Impactos da tensão entre EUA e Irã no dólar, no mercado de petróleo e nas bolsas, com risco de bloqueio do Estreito de Ormuz e cenários para investidores e economia global
A escalada entre Washington e Teerã já é precificada por agentes financeiros, que avaliam efeitos sobre câmbio, commodities e ações em todo o mundo.
Em geral, cenários de maior tensão tendem a gerar uma migração para ativos considerados seguros, enquanto ativos de risco recuam e a volatilidade sobe.
As análises e previsões citadas a seguir foram reunidas com base em informações divulgadas pelo g1, por especialistas consultados pela reportagem, conforme informação divulgada pelo g1.
Por que o dólar tende a subir em momentos de tensão entre EUA e Irã
Em episódios de crise geopolítica, o dólar costuma funcionar como proteção para investidores, porque é uma moeda altamente negociada e líquida no mundo inteiro. A ação é descrita como um movimento de saída de ativos arriscados e busca por segurança.
Como colocou o estrategista-chefe da Avenue, William Alves, “É o que chamamos de ‘flight to quality’ (voo para a qualidade), movimento que tradicionalmente ocorre em momentos de guerra”. Essa busca por liquidez pode pressionar outras moedas e fortalecer o dólar, ao mesmo tempo em que impacta ativos em países emergentes.

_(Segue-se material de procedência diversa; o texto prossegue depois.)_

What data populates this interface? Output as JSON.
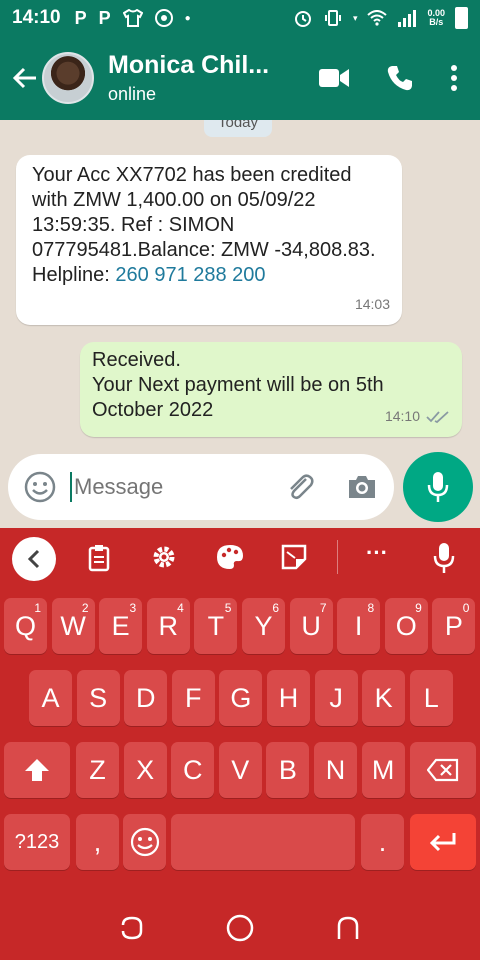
{
  "status_bar": {
    "time": "14:10",
    "left_icons": [
      "p-icon",
      "p-icon",
      "shirt-icon",
      "chrome-icon",
      "dot-icon"
    ],
    "net_speed_value": "0.00",
    "net_speed_unit": "B/s"
  },
  "header": {
    "contact_name": "Monica Chil...",
    "contact_status": "online"
  },
  "chat": {
    "date_label": "Today",
    "messages": [
      {
        "direction": "incoming",
        "text": "Your Acc XX7702 has been credited with ZMW 1,400.00 on 05/09/22 13:59:35. Ref : SIMON 077795481.Balance: ZMW -34,808.83. Helpline: ",
        "link": "260 971 288 200",
        "time": "14:03"
      },
      {
        "direction": "outgoing",
        "line1": "Received.",
        "line2": "Your Next payment will be on 5th October 2022",
        "time": "14:10",
        "read": true
      }
    ]
  },
  "input": {
    "placeholder": "Message"
  },
  "keyboard": {
    "row1": [
      {
        "k": "Q",
        "n": "1"
      },
      {
        "k": "W",
        "n": "2"
      },
      {
        "k": "E",
        "n": "3"
      },
      {
        "k": "R",
        "n": "4"
      },
      {
        "k": "T",
        "n": "5"
      },
      {
        "k": "Y",
        "n": "6"
      },
      {
        "k": "U",
        "n": "7"
      },
      {
        "k": "I",
        "n": "8"
      },
      {
        "k": "O",
        "n": "9"
      },
      {
        "k": "P",
        "n": "0"
      }
    ],
    "row2": [
      "A",
      "S",
      "D",
      "F",
      "G",
      "H",
      "J",
      "K",
      "L"
    ],
    "row3": [
      "Z",
      "X",
      "C",
      "V",
      "B",
      "N",
      "M"
    ],
    "symbols_label": "?123",
    "comma": ",",
    "period": "."
  },
  "colors": {
    "header": "#0b7a62",
    "keyboard": "#c62828",
    "outgoing_bubble": "#e0f7cb",
    "mic_button": "#00a884"
  }
}
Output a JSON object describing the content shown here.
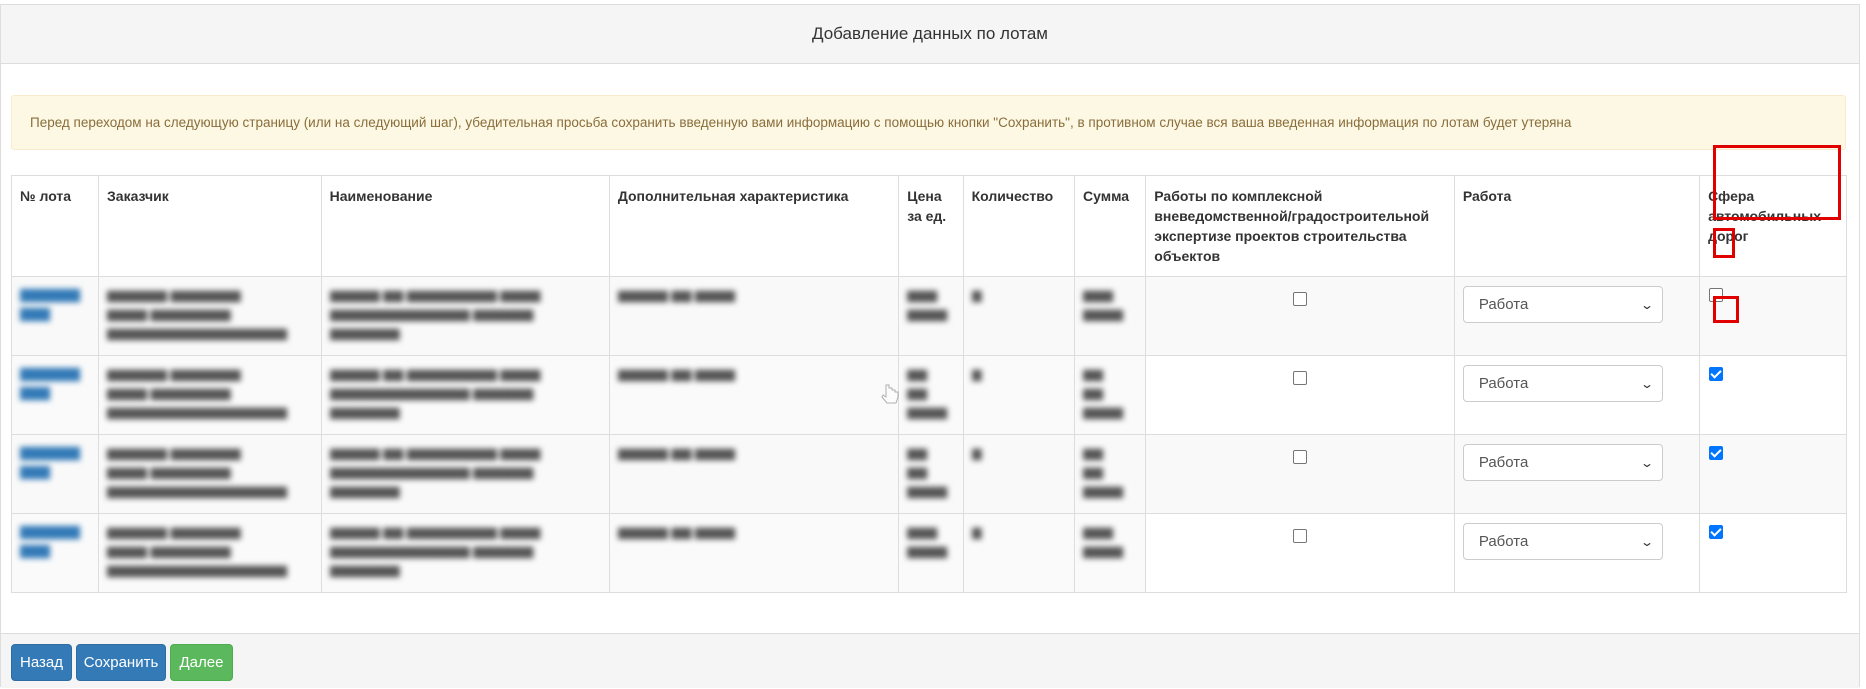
{
  "header": {
    "title": "Добавление данных по лотам"
  },
  "alert": {
    "text": "Перед переходом на следующую страницу (или на следующий шаг), убедительная просьба сохранить введенную вами информацию с помощью кнопки \"Сохранить\", в противном случае вся ваша введенная информация по лотам будет утеряна"
  },
  "table": {
    "headers": {
      "lot": "№ лота",
      "customer": "Заказчик",
      "name": "Наименование",
      "extra": "Дополнительная характеристика",
      "price": "Цена за ед.",
      "qty": "Количество",
      "sum": "Сумма",
      "expertise": "Работы по комплексной вневедомственной/градостроительной экспертизе проектов строительства объектов",
      "work": "Работа",
      "roads": "Сфера автомобильных дорог"
    },
    "rows": [
      {
        "expertise_checked": false,
        "work_value": "Работа",
        "roads_checked": false
      },
      {
        "expertise_checked": false,
        "work_value": "Работа",
        "roads_checked": true
      },
      {
        "expertise_checked": false,
        "work_value": "Работа",
        "roads_checked": true
      },
      {
        "expertise_checked": false,
        "work_value": "Работа",
        "roads_checked": true
      }
    ]
  },
  "footer": {
    "back_label": "Назад",
    "save_label": "Сохранить",
    "next_label": "Далее"
  },
  "colors": {
    "primary": "#337ab7",
    "success": "#5cb85c",
    "alert_bg": "#fcf8e3",
    "highlight": "#e00000"
  }
}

O que pode acontecer com o petróleo e o papel do Estreito de Ormuz
O petróleo é um dos canais mais sensíveis à tensão entre EUA e Irã, porque o Irã é um grande produtor e membro da Opep. Há preocupação com danos a instalações de produção ou com interrupções logísticas.
O Estreito de Ormuz, por onde passa cerca de 20% do comércio mundial de petróleo, é visto como ponto de maior vulnerabilidade. Um bloqueio ou ataques na região poderiam reduzir oferta física ou elevar o prêmio de risco do mercado.

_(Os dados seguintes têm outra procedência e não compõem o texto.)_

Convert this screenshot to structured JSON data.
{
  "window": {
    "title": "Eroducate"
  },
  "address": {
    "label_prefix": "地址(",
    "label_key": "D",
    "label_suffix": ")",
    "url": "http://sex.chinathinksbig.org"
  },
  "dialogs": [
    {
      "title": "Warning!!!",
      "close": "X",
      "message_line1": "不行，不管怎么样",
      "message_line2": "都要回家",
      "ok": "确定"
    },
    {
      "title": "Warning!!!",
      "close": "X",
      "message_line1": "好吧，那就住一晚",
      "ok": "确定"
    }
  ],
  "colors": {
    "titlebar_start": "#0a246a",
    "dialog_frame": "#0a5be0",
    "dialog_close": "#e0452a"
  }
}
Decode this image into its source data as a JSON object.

Conforme explica o analista da Genial Investimentos, Vitor Souza, “Sempre que há tensão entre países produtores de petróleo, o mercado começa a considerar o risco de danos às estruturas de produção”.
Analistas citados pelo g1 apontam que, no caso de uma interrupção mais grave, o barril poderia subir, e, nas palavras do analista Gabriel Mollo, o conflito “pode levar o barril de petróleo para a faixa de US$ 80. Hoje, está em torno de US$ 70”.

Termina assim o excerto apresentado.